Guns on campus bill becomes law without Haslam’s signature

Law allows faculty and workers with handgun carry permits to be armed on the campuses of Tennessee public colleges and universities.

NASHVILLE, Tenn. (WATE) – After much debate, a bill to that would allow guns on campus has become law without Governor Bill Haslam’s signature.

The bill allows full-time employees of state public colleges or universities to carry a handgun while on property owned, operated, or used by the employing college or university if the employee has a valid Tennessee handgun carry permit.
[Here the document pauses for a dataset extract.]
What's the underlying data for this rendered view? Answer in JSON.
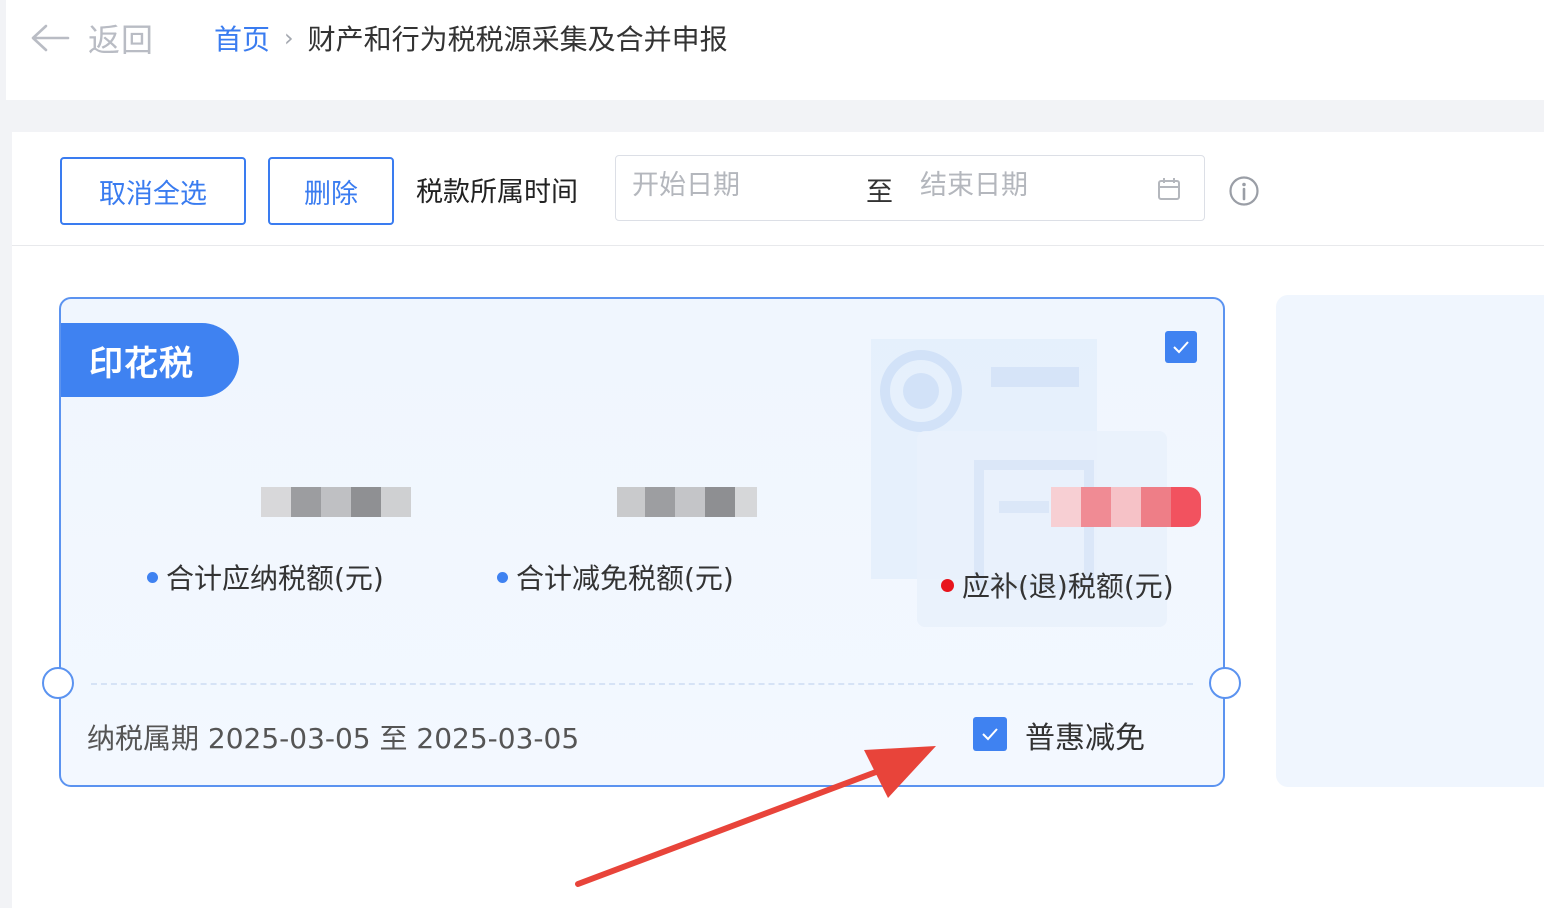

The bill was signed by the speakers on April 22 and send to Governor Haslam to take action on April 25.

On Monday, Haslam said he is allowing the bill to become law without his signature because he was a preference for systems and institutions to be able to make their own decisions regarding security issues on campus. “I again expressed this concern throughout the legislative process this year,” said Haslam. “Although SB 2376 does not go as far as I would like in retaining campus control, the final version of the bill included input from higher education and was shaped to accommodate some of their concerns.
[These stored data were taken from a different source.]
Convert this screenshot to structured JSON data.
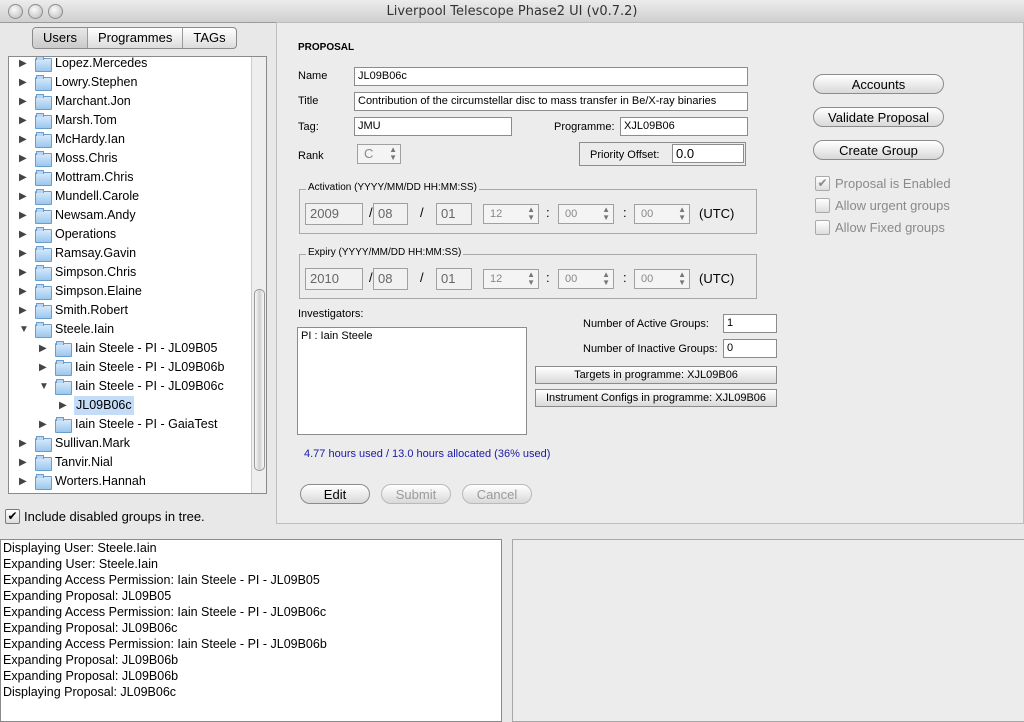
{
  "window": {
    "title": "Liverpool Telescope Phase2 UI (v0.7.2)"
  },
  "tabs": [
    {
      "label": "Users",
      "selected": true
    },
    {
      "label": "Programmes",
      "selected": false
    },
    {
      "label": "TAGs",
      "selected": false
    }
  ],
  "tree": [
    {
      "label": "Lopez.Mercedes",
      "depth": 0,
      "expanded": false,
      "selected": false
    },
    {
      "label": "Lowry.Stephen",
      "depth": 0,
      "expanded": false,
      "selected": false
    },
    {
      "label": "Marchant.Jon",
      "depth": 0,
      "expanded": false,
      "selected": false
    },
    {
      "label": "Marsh.Tom",
      "depth": 0,
      "expanded": false,
      "selected": false
    },
    {
      "label": "McHardy.Ian",
      "depth": 0,
      "expanded": false,
      "selected": false
    },
    {
      "label": "Moss.Chris",
      "depth": 0,
      "expanded": false,
      "selected": false
    },
    {
      "label": "Mottram.Chris",
      "depth": 0,
      "expanded": false,
      "selected": false
    },
    {
      "label": "Mundell.Carole",
      "depth": 0,
      "expanded": false,
      "selected": false
    },
    {
      "label": "Newsam.Andy",
      "depth": 0,
      "expanded": false,
      "selected": false
    },
    {
      "label": "Operations",
      "depth": 0,
      "expanded": false,
      "selected": false
    },
    {
      "label": "Ramsay.Gavin",
      "depth": 0,
      "expanded": false,
      "selected": false
    },
    {
      "label": "Simpson.Chris",
      "depth": 0,
      "expanded": false,
      "selected": false
    },
    {
      "label": "Simpson.Elaine",
      "depth": 0,
      "expanded": false,
      "selected": false
    },
    {
      "label": "Smith.Robert",
      "depth": 0,
      "expanded": false,
      "selected": false
    },
    {
      "label": "Steele.Iain",
      "depth": 0,
      "expanded": true,
      "selected": false
    },
    {
      "label": "Iain Steele - PI - JL09B05",
      "depth": 1,
      "expanded": false,
      "selected": false
    },
    {
      "label": "Iain Steele - PI - JL09B06b",
      "depth": 1,
      "expanded": false,
      "selected": false
    },
    {
      "label": "Iain Steele - PI - JL09B06c",
      "depth": 1,
      "expanded": true,
      "selected": false
    },
    {
      "label": "JL09B06c",
      "depth": 2,
      "expanded": false,
      "selected": true,
      "leaf": true
    },
    {
      "label": "Iain Steele - PI - GaiaTest",
      "depth": 1,
      "expanded": false,
      "selected": false
    },
    {
      "label": "Sullivan.Mark",
      "depth": 0,
      "expanded": false,
      "selected": false
    },
    {
      "label": "Tanvir.Nial",
      "depth": 0,
      "expanded": false,
      "selected": false
    },
    {
      "label": "Worters.Hannah",
      "depth": 0,
      "expanded": false,
      "selected": false
    }
  ],
  "include_disabled": {
    "label": "Include disabled groups in tree.",
    "checked": true
  },
  "proposal": {
    "heading": "PROPOSAL",
    "name_label": "Name",
    "name": "JL09B06c",
    "title_label": "Title",
    "title": "Contribution of the circumstellar disc to mass transfer in Be/X-ray binaries",
    "tag_label": "Tag:",
    "tag": "JMU",
    "programme_label": "Programme:",
    "programme": "XJL09B06",
    "rank_label": "Rank",
    "rank": "C",
    "priority_label": "Priority Offset:",
    "priority": "0.0",
    "activation": {
      "caption": "Activation (YYYY/MM/DD HH:MM:SS)",
      "year": "2009",
      "month": "08",
      "day": "01",
      "hour": "12",
      "minute": "00",
      "second": "00",
      "utc": "(UTC)"
    },
    "expiry": {
      "caption": "Expiry (YYYY/MM/DD HH:MM:SS)",
      "year": "2010",
      "month": "08",
      "day": "01",
      "hour": "12",
      "minute": "00",
      "second": "00",
      "utc": "(UTC)"
    },
    "investigators_label": "Investigators:",
    "investigators": [
      "PI : Iain Steele"
    ],
    "active_groups_label": "Number of Active Groups:",
    "active_groups": "1",
    "inactive_groups_label": "Number of Inactive Groups:",
    "inactive_groups": "0",
    "targets_button": "Targets in programme: XJL09B06",
    "instconfig_button": "Instrument Configs in programme: XJL09B06",
    "hours_used": "4.77 hours used / 13.0 hours allocated (36% used)",
    "edit": "Edit",
    "submit": "Submit",
    "cancel": "Cancel"
  },
  "actions": {
    "accounts": "Accounts",
    "validate": "Validate Proposal",
    "create_group": "Create Group",
    "enabled_label": "Proposal is Enabled",
    "enabled": true,
    "urgent_label": "Allow urgent groups",
    "urgent": false,
    "fixed_label": "Allow Fixed groups",
    "fixed": false
  },
  "console": [
    "Displaying User: Steele.Iain",
    "Expanding User: Steele.Iain",
    "Expanding Access Permission: Iain Steele - PI - JL09B05",
    "Expanding Proposal: JL09B05",
    "Expanding Access Permission: Iain Steele - PI - JL09B06c",
    "Expanding Proposal: JL09B06c",
    "Expanding Access Permission: Iain Steele - PI - JL09B06b",
    "Expanding Proposal: JL09B06b",
    "Expanding Proposal: JL09B06b",
    "Displaying Proposal: JL09B06c"
  ],
  "colors": {
    "link_blue": "#1a1aa6",
    "selection": "#c5dcf8"
  }
}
Previous story: Senate OKs bill to allow gun carry on Tennessee campuses

“Ultimately, this legislation was tailored to apply to certain employees in specific situations, it provides protection from liability for the institutions, and it requires notification of law enforcement before carrying on campus. I hope that as a state we will monitor the impact of this new law and listen to the feedback of higher education leaders responsible for operationalizing it,” Haslam concluded.
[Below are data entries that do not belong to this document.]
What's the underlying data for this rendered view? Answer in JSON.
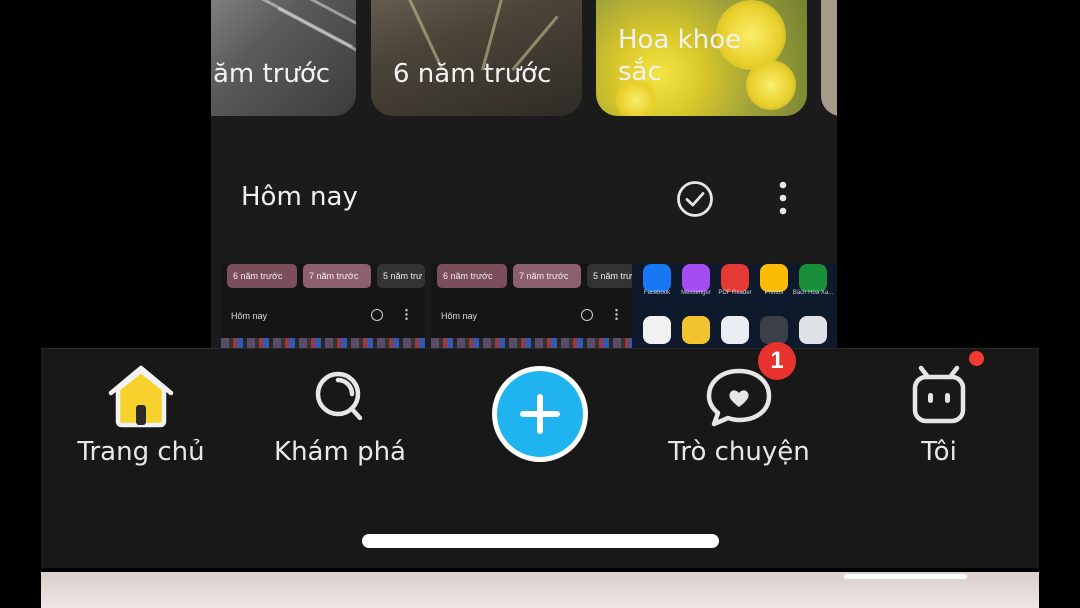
{
  "gallery": {
    "memories": [
      {
        "label": "ăm trước"
      },
      {
        "label": "6 năm trước"
      },
      {
        "label": "Hoa khoe sắc"
      }
    ],
    "section_title": "Hôm nay",
    "thumbnails": {
      "chips": [
        "6 năm trước",
        "7 năm trước",
        "5 năm trư"
      ],
      "section_title": "Hôm nay"
    },
    "apps": [
      {
        "label": "Facebook",
        "color": "#1877f2"
      },
      {
        "label": "Messenger",
        "color": "#a34df2"
      },
      {
        "label": "PDF Reader",
        "color": "#e53935"
      },
      {
        "label": "Photos",
        "color": "#fbbc04"
      },
      {
        "label": "Bách Hóa Xa...",
        "color": "#1a8f3a"
      }
    ]
  },
  "nav": {
    "home_label": "Trang chủ",
    "explore_label": "Khám phá",
    "chat_label": "Trò chuyện",
    "chat_badge": "1",
    "me_label": "Tôi"
  },
  "colors": {
    "accent": "#1fb3f0",
    "home_icon": "#f7d22c",
    "badge": "#e8322e",
    "nav_background": "#181818"
  }
}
East Tennessee Senator Mike Bell proposed the bill after the shooting at Umpqua Community College in Roseburg, Ore. in October. A gunman killed nine people before taking his own life.

Bell said the Legislature has the authority to dictate gun policies at public universities and dismissed concerns from faculty members who worry about their safety if the bill becomes law. Bell said he hopes some professors will follow through on vows to quit and that more conservative instructors will take their place.